In summary of the above, in order for your right to terminate the contract under Art. 89, para. 5 of the Tourism Act to arise, the following prerequisites must have been met in objective reality: 1) the existence of a validly concluded contract for a package tourist service with a tour operator, including through a travel agent, the performance of which has not begun; 2) the payment by you of the amount under the contract for the provision of the service or part thereof; 3) the existence of insurmountable and extraordinary circumstances at the destination or in the immediate vicinity thereof, which affect the performance of the tourist package; 4) a declaration of intent made to the tour operator to terminate the tourist service contract; 5) an invitation made to the tour operator for a reimbursement for excursion in case of war, namely the paid price of the package service.

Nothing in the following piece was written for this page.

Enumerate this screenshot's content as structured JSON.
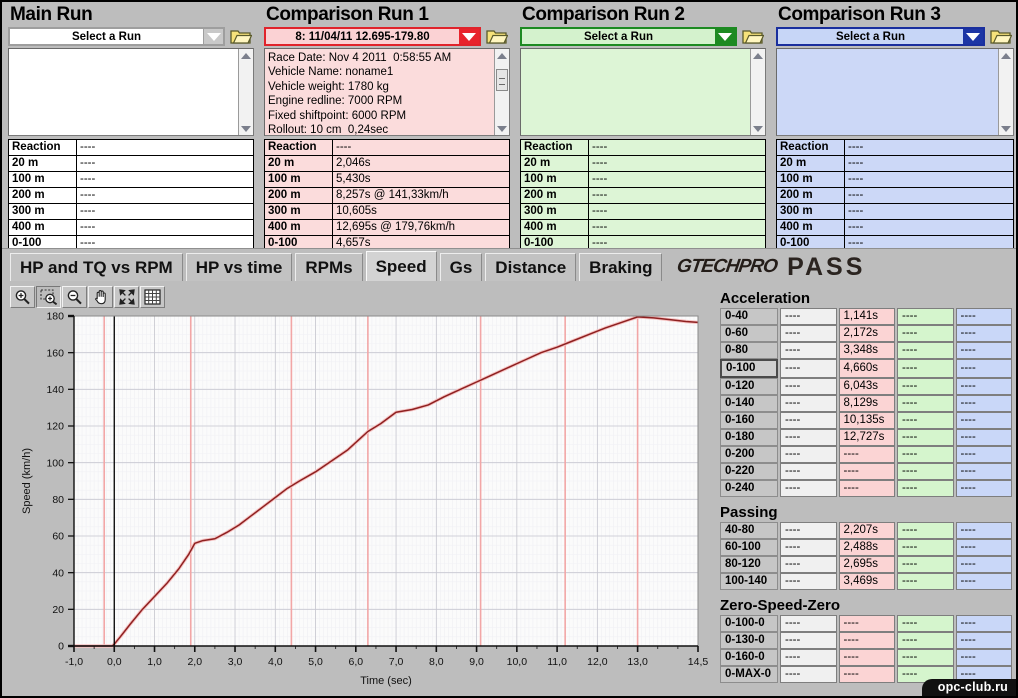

Very often, the tour operator’s response to such a letter would be a refusal for reimbursement for excursion in case of war with the claim that at the time of its receipt there were no irresistible and extraordinary circumstances. Of course, this is not a reason to refuse, but a reason to seek a lawyer and file a claim under Art. 55 of the Law on Obligations and Contracts to sentence the tour operator to refund the amount paid under the contract, as paid on grounds that are no longer valid, together with the legal interest from the moment of termination until the final payment of the claim. In such a case, the burden of proof with regard to all circumstance listed above is yours to carry, and the tour operator would have to present evidence in turn of the absence of irresistible and extraordinary circumstances at the destination or in the immediate vicinity of it, which would have affected the implementation of the tourist package (if the tour operator is objecting in that regard). With a high probability, in such a termination, the tour operator will claim the penalty specified in the contract, which in the most common case is in the amount of 100% of the price of the trip. This should also not bother you, as long as in this case you have at your disposal the objection of nullity of the clause on the basis of Art. 26, para. 1, item 1 of the Law on Obligations and Contracts, as contrary to the law – to the imperative provision of Art. 89, para. 2 of the Tourism Act, according to which, the fee that would be due in the case of termination under para. 1 must be “appropriate and justified”. Withholding a fee in the amount of 100% of the price paid under the contract or close to it contradicts the requirements of the law.
In conclusion: only you – and not the tour operator – have the right to decide whether to exercise your right to travel or if you do not want to, as much as you feel threatened – to terminate the contract and receive a refund. And very often the law is on your side, so don’t be afraid to seek your rights.